On Tue, 5 Oct 1999, Pat Dirks wrote:
> as "local". As part of this "adoption" process the users is prompted to
> choose one of two ways to handle the existing permissions on the disk:
>
> * Retain them as-is (useful for cases where you have external
> reasons to believe
> the numeric user and group IDs on the filesystem are sensible and
> meaningful)
>
> OR
>
> * Overwrite all owner/group information with the reserved ID
> "unknown". This
> leaves the effective permissions unchanged but enables them to be
> changed
> individually. You can chown(2) and chgrp(2) files and directories.
What about allowing a mapping of the foreign filesystem IDs to local IDs
when the filesystem is adopted. A user might well prepare a filesystem on
one machine, and then want to use it permently on this.
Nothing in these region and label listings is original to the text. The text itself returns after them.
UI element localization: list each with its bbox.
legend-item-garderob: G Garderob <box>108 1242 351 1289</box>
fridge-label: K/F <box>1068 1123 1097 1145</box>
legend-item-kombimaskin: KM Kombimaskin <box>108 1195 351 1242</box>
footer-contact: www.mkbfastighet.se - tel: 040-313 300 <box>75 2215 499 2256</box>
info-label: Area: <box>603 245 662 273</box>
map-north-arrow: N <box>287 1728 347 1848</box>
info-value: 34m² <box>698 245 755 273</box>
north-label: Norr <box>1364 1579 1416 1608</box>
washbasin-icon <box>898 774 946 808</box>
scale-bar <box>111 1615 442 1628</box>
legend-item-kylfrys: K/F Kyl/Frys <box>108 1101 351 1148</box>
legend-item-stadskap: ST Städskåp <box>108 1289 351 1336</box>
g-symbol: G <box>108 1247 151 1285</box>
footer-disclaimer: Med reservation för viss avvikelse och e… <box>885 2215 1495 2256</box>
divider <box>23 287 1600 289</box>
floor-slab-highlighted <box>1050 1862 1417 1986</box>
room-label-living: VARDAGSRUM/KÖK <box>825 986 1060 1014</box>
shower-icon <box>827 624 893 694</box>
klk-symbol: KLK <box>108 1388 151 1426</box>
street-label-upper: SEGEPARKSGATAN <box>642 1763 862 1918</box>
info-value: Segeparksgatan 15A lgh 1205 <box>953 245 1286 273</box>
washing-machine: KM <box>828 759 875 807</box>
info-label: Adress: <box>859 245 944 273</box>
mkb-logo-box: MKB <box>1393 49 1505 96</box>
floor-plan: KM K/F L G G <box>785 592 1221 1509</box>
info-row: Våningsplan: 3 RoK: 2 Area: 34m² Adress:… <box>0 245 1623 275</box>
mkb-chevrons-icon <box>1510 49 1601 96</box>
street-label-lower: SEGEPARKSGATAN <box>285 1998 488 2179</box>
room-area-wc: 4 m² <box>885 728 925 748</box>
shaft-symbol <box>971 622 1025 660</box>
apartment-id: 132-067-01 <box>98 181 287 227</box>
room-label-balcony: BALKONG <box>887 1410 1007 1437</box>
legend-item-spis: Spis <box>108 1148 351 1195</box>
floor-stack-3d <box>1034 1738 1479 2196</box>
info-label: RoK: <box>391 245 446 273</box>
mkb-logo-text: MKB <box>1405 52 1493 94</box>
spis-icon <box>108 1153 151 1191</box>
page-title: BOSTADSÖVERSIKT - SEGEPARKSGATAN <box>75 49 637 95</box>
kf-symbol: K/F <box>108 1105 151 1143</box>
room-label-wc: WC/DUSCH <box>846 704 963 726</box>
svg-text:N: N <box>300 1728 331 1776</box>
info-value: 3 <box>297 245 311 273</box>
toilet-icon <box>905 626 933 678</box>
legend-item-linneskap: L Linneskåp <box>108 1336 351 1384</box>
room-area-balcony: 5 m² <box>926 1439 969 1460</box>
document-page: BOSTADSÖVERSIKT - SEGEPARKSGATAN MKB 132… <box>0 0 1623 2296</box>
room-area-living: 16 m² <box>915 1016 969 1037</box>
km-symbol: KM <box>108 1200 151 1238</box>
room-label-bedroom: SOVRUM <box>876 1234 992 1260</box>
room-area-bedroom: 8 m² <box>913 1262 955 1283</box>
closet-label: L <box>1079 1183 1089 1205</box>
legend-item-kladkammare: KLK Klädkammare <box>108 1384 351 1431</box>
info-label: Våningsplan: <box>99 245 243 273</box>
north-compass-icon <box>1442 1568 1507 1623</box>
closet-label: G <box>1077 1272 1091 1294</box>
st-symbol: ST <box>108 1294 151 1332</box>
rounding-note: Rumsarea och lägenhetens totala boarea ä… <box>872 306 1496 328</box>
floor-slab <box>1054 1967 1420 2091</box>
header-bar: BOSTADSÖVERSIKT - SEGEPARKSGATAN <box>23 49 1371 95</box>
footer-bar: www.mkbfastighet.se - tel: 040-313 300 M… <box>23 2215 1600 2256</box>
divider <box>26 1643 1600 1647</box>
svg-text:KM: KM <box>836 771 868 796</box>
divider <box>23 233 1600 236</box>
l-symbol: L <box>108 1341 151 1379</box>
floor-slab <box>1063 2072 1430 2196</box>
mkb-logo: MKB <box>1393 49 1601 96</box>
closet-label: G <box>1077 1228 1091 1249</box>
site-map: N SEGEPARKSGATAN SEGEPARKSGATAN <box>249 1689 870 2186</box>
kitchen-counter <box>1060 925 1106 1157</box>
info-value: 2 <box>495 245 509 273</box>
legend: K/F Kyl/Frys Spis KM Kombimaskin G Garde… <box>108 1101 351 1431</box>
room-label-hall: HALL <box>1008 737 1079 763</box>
Something that
would allow foreign filesystems with key X get uid 1001 mapped to 6002, and
uid 1002 to 4534, everything else goes to unknown. This is easier than
having to do chown -R everytime some carries a removable filesystem from
home to work, or vice versa.
>
> Note that one interesting option might be to provide a one-time-only
> "adoption" which has no permanent effect; when the disk is encountered
> later it is once again "foreign". This might make sense for security
> reasons (if you don't want this disk to become a possible future carrier
> for SetUID binaries)
I would think you want this the default behavior.
David Scheidt, waiting till Mac OS X to replace his Quadra 605.